Project manager focused on reproducible builds, pluggable envs/scripts, and publishing; integrates well with modern packaging.

How to use

  1. Install Hatch:

    pip install hatch
  2. Create a new project:

    hatch new my_project
  3. Add dependencies (edit pyproject.toml or use CLI):

    hatch env create
  4. Run scripts:

    hatch run python app.py
  5. Build & publish:

    hatch build && hatch publish

Pros

  • Reproducible builds by default; flexible environments and script runner.

Cons

  • Opinionated; smaller ecosystem than Poetry.

pipx (CLI tools)

Installs and runs Python applications in isolated envs (think: “brew for Python CLIs”)—great for tools like black, ruff, httpie.

How to use

  1. Install pipx:

    pip install pipx
  2. Install CLI tool:

    pipx install black
  3. Run CLI tool:

    pipx run black .

Pros

  • Keeps CLI tools isolated from project deps.

Cons

  • Not a project dependency manager; separate from your app’s env.

Conda / Mamba

Cross-language package & environment manager—excellent when you need system libraries (BLAS, CUDA, GDAL). Mamba is a faster, drop-in alternative solver/CLI.

How to use (Conda)

  1. Create environment:

    conda create -n myenv python=3.11
  2. Activate environment:

    conda activate myenv
  3. Install packages:

    conda install numpy pandas
  4. Export environment:

    conda env export > environment.yml

How to use (Mamba)

Same commands as Conda, replacing conda with mamba:

mamba create -n myenv python=3.11
mamba install numpy pandas

Pros

  • Handles non-Python/native deps; binary packages + env management.
  • Ecosystem (conda-forge) and GUIs (Anaconda Navigator).

Cons

  • Larger footprint; mixing pip/Conda needs care to avoid conflicts.

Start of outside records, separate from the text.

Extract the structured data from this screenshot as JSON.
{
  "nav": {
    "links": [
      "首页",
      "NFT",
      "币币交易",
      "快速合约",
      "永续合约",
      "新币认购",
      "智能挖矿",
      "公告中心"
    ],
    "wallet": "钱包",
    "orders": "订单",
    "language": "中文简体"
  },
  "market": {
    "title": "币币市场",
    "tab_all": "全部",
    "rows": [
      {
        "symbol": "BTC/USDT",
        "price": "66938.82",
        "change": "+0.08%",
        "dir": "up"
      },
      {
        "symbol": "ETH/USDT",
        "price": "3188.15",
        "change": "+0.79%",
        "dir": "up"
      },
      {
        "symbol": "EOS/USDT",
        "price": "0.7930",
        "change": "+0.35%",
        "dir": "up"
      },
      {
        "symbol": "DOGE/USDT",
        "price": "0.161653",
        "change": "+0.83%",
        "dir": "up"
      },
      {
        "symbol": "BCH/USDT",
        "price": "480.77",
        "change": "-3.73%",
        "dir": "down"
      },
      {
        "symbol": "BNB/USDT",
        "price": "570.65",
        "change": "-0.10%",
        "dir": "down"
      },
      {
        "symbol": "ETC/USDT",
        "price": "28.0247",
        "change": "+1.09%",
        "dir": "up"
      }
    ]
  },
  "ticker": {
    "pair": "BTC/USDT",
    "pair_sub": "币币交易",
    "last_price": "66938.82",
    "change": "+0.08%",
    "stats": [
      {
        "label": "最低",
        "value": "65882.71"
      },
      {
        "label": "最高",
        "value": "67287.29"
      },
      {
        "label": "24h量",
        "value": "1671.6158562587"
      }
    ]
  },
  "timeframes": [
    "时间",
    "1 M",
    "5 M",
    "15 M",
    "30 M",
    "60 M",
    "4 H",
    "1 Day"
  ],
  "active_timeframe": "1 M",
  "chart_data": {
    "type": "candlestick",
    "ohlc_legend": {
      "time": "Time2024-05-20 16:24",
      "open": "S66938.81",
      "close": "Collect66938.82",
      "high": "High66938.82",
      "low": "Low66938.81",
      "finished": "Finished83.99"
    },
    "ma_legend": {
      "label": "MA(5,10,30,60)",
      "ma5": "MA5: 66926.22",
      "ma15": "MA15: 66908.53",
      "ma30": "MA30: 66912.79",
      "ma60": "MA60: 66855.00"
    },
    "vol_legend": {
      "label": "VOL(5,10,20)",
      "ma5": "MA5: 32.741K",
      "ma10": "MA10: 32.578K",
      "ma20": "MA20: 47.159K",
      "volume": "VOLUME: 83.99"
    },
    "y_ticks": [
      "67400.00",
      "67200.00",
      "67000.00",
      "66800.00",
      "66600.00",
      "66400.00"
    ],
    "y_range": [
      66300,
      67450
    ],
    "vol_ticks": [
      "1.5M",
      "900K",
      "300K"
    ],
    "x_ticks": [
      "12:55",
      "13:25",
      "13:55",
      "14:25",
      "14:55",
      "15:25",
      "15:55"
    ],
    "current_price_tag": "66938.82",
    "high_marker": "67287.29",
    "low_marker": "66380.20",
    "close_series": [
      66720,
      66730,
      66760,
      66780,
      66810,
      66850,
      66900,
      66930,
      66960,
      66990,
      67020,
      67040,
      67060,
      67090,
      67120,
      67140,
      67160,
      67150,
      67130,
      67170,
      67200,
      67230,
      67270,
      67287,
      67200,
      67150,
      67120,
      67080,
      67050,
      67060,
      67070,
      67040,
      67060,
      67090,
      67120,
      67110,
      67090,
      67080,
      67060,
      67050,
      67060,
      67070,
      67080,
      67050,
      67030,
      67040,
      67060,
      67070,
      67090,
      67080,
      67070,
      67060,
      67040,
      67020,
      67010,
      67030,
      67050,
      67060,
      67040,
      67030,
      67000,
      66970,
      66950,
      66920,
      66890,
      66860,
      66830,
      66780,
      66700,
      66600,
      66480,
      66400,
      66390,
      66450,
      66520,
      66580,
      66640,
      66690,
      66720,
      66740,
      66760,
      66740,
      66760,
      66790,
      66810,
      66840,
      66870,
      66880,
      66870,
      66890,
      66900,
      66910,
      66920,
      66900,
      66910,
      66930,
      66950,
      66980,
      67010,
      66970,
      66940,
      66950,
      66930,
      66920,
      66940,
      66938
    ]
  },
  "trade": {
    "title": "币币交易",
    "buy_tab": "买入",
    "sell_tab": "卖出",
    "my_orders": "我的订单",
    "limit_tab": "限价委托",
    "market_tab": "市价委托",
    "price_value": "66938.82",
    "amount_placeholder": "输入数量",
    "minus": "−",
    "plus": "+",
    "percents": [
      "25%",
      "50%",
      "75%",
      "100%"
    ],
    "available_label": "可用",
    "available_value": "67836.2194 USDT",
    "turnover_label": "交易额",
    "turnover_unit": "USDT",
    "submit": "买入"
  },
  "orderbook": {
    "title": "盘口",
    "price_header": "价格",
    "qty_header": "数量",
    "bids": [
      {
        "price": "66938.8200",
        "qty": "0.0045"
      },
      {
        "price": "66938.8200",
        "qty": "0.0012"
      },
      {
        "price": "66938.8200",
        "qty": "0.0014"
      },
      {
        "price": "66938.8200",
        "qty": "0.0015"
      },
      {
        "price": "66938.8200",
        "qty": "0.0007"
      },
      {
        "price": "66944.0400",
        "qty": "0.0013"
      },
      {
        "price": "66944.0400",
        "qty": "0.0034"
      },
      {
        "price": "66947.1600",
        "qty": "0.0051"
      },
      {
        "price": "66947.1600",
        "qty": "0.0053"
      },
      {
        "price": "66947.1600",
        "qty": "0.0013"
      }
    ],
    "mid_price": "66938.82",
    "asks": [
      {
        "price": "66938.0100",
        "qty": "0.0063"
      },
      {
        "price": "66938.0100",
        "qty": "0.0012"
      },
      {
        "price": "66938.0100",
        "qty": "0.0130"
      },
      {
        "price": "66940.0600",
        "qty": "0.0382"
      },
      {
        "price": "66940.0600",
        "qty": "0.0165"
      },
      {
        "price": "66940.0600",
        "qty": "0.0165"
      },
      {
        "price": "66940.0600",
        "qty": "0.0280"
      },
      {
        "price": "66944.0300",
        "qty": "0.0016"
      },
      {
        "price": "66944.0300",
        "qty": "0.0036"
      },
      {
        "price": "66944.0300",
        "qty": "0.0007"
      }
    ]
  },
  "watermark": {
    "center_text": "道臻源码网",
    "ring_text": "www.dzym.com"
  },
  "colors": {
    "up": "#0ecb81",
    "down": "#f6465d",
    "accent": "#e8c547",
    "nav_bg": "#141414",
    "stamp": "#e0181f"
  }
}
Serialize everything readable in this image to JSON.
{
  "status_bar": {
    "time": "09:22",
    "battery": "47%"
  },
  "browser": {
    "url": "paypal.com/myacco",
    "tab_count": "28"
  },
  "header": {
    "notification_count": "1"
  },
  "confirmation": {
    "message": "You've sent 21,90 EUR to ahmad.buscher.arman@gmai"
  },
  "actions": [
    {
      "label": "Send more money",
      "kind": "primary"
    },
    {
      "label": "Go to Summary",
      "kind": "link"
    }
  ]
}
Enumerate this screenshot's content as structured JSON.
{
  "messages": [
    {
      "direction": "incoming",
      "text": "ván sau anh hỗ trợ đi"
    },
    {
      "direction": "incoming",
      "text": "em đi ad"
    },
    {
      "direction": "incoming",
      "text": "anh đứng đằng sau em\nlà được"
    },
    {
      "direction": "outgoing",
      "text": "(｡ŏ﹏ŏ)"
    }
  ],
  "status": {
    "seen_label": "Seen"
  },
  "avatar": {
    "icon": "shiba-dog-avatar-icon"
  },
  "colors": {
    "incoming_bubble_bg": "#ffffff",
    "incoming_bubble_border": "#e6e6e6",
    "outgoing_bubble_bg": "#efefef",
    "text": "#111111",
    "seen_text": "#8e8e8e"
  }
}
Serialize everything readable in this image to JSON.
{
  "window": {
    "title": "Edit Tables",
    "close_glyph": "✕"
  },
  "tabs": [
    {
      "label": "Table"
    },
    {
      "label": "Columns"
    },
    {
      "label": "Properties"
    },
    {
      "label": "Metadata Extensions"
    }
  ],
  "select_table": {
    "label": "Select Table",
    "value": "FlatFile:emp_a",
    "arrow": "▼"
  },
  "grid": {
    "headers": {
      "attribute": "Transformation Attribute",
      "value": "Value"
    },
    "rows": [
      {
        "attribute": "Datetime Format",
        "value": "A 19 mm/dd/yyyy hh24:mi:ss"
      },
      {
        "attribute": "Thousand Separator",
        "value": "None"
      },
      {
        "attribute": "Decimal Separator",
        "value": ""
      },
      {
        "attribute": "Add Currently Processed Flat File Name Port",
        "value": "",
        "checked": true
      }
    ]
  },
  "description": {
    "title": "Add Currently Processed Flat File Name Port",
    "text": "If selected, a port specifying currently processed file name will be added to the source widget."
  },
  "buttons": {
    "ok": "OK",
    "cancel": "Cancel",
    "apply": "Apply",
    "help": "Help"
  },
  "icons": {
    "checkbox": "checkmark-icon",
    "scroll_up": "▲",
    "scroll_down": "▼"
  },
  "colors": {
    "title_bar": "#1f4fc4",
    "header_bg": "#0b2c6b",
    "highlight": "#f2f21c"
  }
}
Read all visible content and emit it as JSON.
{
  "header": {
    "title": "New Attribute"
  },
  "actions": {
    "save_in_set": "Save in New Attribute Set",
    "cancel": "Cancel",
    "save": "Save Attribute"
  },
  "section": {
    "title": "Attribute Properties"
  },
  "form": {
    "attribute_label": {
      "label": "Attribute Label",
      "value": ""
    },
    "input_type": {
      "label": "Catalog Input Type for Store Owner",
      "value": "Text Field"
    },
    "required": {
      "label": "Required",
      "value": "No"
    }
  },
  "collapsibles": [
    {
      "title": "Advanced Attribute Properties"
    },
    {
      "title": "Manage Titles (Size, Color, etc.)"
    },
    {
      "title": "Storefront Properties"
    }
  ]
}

Feature matrix (quick scan)

ToolLockfileEnv mgmtBuild/PublishTool runnerPython version mgmtHandles non-Py deps
uvYes (universal)YesYesuvxYesNo
pipNo (add pip-tools)No (pair w/ venv)NoNoNoNo
pip-toolsYesNoNoNoNoNo
PoetryYesYesYesBasic scriptsNoNo
PDMYesYesYesScriptsNoNo
HatchYesYesYesYesNoNo
pipxn/aIsolated per-tooln/aYesNoNo
Conda/MambaYAML env filesYesNoNoNoYes

When to choose what

  • General Python apps/services (most teams): uv for speed + single-tool simplicity; it reads requirements.txt or does full project/lock flows.
  • Legacy/simple scripts: pip + venv (optionally add pip-tools for locks) if you want minimal change.
  • Publishable libraries: uv or Poetry/Hatch/PDM for pyproject.toml + lockfile + build/publish.
  • Data science / needs native libs: Conda/Mamba for environments and binaries; you can still use pip/uv inside the env for PyPI-only deps.
  • CLI tooling on your dev machine: pipx or uvx.